03.10.2016, 14:04 Uhr

NEOS fechten Leopoldstädter Bezirksvertretungswahl nicht an

NEOS-Frontfrau Beate Meinl-Reisinger gab am Montag auf der Pressekonferenz die Entscheidung bekannt. (Foto: Edler)

Die Entscheidung ist gefallen: Die Wahlwiederholung der Bezirksvertretungswahl wird nicht angefochten – zumindest nicht von den NEOS. Die EU-Austrittspartei bereitet sich dennoch gerade für den Gang zum Verfassungsgericht vor.

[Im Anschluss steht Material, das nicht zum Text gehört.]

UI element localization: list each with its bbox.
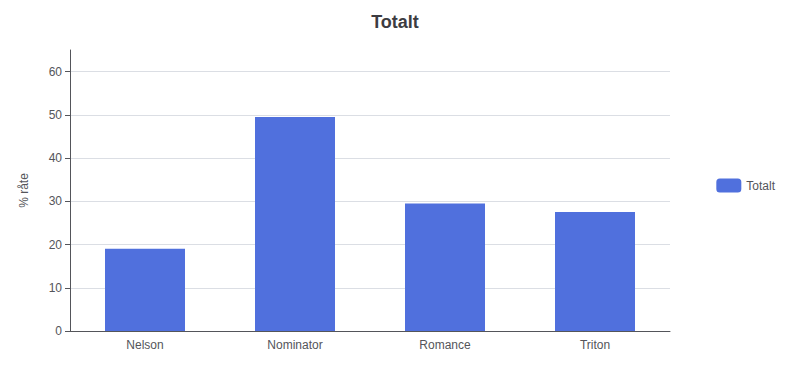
svg-text:30: 30 [49,194,63,208]
svg-text:Nominator: Nominator [267,338,322,352]
svg-text:% råte: % råte [17,173,31,208]
svg-text:20: 20 [49,238,63,252]
svg-text:50: 50 [49,108,63,122]
svg-text:Nelson: Nelson [126,338,163,352]
svg-text:10: 10 [49,281,63,295]
svg-text:Romance: Romance [419,338,471,352]
svg-text:Totalt: Totalt [746,179,775,193]
svg-text:60: 60 [49,65,63,79]
svg-text:Totalt: Totalt [371,12,419,32]
svg-text:40: 40 [49,151,63,165]
svg-text:0: 0 [55,324,62,338]
svg-text:Triton: Triton [580,338,610,352]
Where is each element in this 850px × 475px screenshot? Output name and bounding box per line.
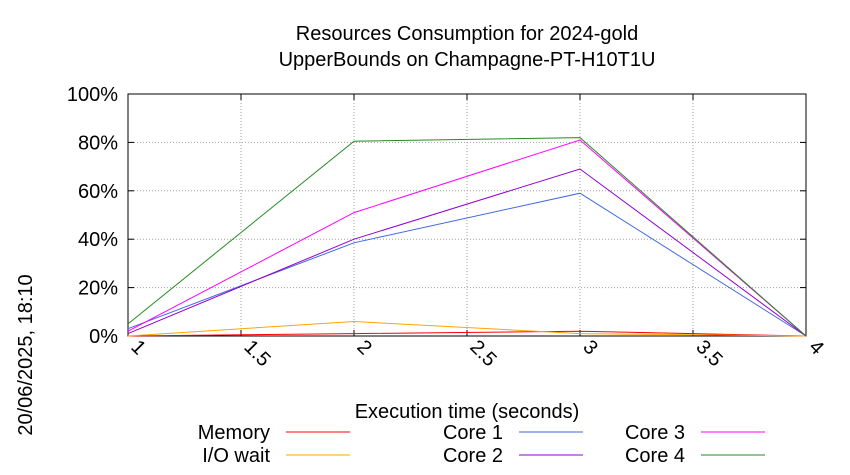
y-axis: 0% 20% 40% 60% 80% 100% — [67, 84, 806, 348]
y-tick-label: 100% — [67, 84, 118, 106]
y-tick-label: 20% — [78, 278, 118, 300]
x-tick-label: 3.5 — [691, 336, 726, 371]
y-tick-label: 0% — [89, 326, 118, 348]
legend-label: Core 2 — [443, 445, 503, 467]
y-tick-label: 80% — [78, 132, 118, 154]
grid-lines — [128, 94, 806, 336]
series-line-core-2 — [127, 168, 807, 337]
legend-item: Core 2 — [443, 445, 583, 467]
legend-item: Core 3 — [625, 422, 765, 444]
series-line-core-1 — [127, 192, 807, 337]
chart-title-line-2: UpperBounds on Champagne-PT-H10T1U — [279, 49, 656, 71]
series-line-core-3 — [127, 139, 807, 337]
x-axis-label: Execution time (seconds) — [355, 401, 580, 423]
legend-label: Core 1 — [443, 422, 503, 444]
legend-label: Core 4 — [625, 445, 685, 467]
series-line-i-o-wait — [127, 320, 807, 337]
x-tick-label: 4 — [804, 336, 827, 359]
timestamp: 20/06/2025, 18:10 — [15, 274, 37, 435]
legend-label: I/O wait — [202, 445, 270, 467]
series-lines — [127, 137, 807, 337]
x-tick-label: 1.5 — [239, 336, 274, 371]
y-tick-label: 60% — [78, 181, 118, 203]
legend-item: I/O wait — [202, 445, 350, 467]
legend-item: Core 1 — [443, 422, 583, 444]
legend-label: Core 3 — [625, 422, 685, 444]
chart-title-line-1: Resources Consumption for 2024-gold — [296, 23, 638, 45]
legend-label: Memory — [198, 422, 270, 444]
y-tick-label: 40% — [78, 229, 118, 251]
series-line-memory — [127, 330, 807, 337]
x-tick-label: 3 — [578, 336, 601, 359]
x-tick-label: 1 — [126, 336, 149, 359]
x-tick-label: 2.5 — [465, 336, 500, 371]
x-tick-label: 2 — [352, 336, 375, 359]
series-line-core-4 — [127, 137, 807, 337]
legend-item: Core 4 — [625, 445, 765, 467]
legend-item: Memory — [198, 422, 350, 444]
chart-title: Resources Consumption for 2024-gold Uppe… — [279, 23, 656, 71]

LEOPOLDSTADT. Nach langer Beratung und sogar einem Bürgerforum entschieden sich die NEOS, sich nicht auf das politische Glatteis der Wahlanfechtungen zu bewegen. Dafür gibt es laut Beate Meinl-Reisinger drei Gründe: "Eine erneute Wiederholung brächte das Risiko mit sich, dass sich noch mehr Bürger von der Politik abwenden und die Wahlbeteiligung weiter sinkt. Dazu kommt wieder ein teurer Wahlkampf, den die Steuerzahler finanzieren müssten. Letztlich sollte eine Anfechtung immer eine Ultima Ratio sein", so die NEOS-Chefin auf der Pressekonferenz am Montag.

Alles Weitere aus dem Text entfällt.